Comment concilier les obligations d'un chef d'entreprise et la passion du sport qui amène à prendre des responsabilités dans un club? C'est la question qui était posée par l'IAE de Rouen et ses étudiants à Jean-Pierre Louvel, ancien chef d'entreprise et président du football club du HAC et à Marc-Antoine Troletti, dirigeant de la société Socore Troletti et président du club de rugby du stade Rouennais.

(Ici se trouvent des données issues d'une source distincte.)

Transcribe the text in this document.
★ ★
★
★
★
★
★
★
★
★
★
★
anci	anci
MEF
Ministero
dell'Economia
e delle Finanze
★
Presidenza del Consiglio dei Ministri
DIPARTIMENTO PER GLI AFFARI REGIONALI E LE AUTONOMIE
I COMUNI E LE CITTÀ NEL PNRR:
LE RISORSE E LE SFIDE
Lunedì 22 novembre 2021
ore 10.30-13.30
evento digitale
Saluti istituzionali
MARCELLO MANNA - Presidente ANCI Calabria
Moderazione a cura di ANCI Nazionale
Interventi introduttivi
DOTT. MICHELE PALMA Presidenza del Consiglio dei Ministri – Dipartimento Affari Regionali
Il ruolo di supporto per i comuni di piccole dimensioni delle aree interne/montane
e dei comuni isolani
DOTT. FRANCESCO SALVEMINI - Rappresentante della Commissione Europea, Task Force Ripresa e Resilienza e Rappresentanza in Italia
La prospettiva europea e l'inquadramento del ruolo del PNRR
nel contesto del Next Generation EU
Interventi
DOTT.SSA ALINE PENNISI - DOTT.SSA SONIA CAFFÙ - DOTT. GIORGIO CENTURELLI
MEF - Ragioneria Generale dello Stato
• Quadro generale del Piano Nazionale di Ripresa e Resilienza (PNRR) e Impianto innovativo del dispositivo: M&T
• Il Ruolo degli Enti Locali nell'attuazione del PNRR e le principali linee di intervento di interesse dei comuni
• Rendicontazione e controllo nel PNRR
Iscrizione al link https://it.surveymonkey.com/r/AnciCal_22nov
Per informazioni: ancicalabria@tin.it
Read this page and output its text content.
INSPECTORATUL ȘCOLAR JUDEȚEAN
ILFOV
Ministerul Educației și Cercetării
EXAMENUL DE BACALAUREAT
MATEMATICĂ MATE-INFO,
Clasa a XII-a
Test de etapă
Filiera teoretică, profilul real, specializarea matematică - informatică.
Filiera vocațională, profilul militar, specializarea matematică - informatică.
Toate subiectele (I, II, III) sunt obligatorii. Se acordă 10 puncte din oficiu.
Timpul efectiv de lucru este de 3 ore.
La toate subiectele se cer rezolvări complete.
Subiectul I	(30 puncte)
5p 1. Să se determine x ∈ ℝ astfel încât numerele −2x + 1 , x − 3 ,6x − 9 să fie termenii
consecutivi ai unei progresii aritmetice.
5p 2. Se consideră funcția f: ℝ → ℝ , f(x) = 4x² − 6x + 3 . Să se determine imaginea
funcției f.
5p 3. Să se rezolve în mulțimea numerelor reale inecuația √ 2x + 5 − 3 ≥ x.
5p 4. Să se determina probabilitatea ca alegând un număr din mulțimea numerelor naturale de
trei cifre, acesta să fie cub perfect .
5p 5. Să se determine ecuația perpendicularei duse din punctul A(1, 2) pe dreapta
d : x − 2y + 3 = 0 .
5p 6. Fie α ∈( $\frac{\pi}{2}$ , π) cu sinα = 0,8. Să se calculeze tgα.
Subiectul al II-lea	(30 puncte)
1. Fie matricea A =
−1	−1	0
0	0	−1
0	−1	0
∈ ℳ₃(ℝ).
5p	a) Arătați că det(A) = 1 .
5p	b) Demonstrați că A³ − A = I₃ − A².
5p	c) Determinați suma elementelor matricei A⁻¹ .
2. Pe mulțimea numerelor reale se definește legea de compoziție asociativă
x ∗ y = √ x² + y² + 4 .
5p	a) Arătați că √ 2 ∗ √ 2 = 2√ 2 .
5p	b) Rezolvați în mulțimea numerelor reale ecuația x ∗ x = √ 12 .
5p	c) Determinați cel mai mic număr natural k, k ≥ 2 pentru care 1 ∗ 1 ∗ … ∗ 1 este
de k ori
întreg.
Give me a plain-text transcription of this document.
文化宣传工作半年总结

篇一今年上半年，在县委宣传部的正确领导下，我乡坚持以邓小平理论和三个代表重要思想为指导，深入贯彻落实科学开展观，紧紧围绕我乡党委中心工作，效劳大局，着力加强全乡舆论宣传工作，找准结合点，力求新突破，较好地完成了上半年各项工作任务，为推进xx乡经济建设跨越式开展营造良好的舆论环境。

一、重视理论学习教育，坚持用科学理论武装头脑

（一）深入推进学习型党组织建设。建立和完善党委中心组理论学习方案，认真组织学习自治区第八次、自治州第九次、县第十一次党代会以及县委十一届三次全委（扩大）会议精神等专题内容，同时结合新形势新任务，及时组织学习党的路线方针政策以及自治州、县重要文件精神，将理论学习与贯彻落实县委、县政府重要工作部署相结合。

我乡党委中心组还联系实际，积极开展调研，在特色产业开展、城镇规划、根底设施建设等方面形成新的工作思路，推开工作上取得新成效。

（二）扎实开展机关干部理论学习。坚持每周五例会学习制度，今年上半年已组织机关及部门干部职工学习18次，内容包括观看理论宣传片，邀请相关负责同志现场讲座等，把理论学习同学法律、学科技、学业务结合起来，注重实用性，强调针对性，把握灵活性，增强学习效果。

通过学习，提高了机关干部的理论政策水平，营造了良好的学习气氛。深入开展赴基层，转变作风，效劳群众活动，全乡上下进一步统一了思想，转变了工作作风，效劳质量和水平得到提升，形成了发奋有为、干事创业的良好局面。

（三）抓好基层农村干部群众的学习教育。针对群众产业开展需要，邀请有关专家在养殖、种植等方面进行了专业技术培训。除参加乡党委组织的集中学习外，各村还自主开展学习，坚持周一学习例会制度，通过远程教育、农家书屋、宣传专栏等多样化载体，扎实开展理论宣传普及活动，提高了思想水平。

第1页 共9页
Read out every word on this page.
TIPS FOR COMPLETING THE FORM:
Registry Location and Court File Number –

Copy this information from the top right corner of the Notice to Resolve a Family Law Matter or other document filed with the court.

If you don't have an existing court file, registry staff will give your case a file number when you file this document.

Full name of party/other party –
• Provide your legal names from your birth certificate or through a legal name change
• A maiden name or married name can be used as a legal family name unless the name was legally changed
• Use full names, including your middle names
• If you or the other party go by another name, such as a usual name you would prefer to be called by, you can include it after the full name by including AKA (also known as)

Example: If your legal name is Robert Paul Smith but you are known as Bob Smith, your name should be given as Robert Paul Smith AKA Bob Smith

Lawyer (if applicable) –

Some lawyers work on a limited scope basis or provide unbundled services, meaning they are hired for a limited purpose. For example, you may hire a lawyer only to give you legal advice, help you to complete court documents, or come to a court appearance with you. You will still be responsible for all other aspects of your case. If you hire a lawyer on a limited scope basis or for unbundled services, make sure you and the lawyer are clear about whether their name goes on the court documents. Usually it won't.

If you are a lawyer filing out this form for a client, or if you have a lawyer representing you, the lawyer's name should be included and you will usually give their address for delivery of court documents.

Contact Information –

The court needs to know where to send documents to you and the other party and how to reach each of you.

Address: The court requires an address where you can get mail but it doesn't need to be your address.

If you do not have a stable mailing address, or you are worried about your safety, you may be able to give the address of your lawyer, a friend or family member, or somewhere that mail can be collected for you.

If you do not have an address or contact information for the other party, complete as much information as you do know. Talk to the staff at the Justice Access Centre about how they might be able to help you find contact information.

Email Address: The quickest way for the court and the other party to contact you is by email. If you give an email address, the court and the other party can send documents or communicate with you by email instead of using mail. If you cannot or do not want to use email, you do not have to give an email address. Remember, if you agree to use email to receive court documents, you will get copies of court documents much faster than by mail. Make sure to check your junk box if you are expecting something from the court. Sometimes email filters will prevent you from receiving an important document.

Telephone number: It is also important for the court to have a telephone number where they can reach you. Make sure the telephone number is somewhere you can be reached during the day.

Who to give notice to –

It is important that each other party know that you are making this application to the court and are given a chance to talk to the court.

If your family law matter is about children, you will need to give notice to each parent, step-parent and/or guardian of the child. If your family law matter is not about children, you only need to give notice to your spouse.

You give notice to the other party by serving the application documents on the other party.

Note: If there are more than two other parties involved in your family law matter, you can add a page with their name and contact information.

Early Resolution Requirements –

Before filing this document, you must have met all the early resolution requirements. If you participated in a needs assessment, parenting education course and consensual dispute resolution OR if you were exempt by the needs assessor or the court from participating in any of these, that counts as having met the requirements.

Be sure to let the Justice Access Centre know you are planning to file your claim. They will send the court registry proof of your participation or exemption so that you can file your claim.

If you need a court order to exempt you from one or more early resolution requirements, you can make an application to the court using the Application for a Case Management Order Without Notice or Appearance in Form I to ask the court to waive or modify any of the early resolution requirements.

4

De la passion et de l'inconscience
Pour Jean-Pierre Louvel, les choses sont claires: «Pour diriger une entreprise comme un club de foot il faut de la passion, de la folie et de l'inconscience. Il y a 47 ans que je suis dans ce club, alors c'est un peu de sang du HAC qui coule en moi». Une passion qui taraude aussi Marc-Antoine Troletti qui a repris la direction du stade rouennais après sa liquidation l'année dernière: «J'aime ce sport dont les racines sont ancrées en Normandie. À la liquidation du club, je n'ai pas voulu voir ce sport disparaître ici et après négociation avec la Fédération, nous avons monté un nouveau club. Nous sommes repartis sur des bases saines avec des ambitions raisonnées et un pari fort en terme de formation».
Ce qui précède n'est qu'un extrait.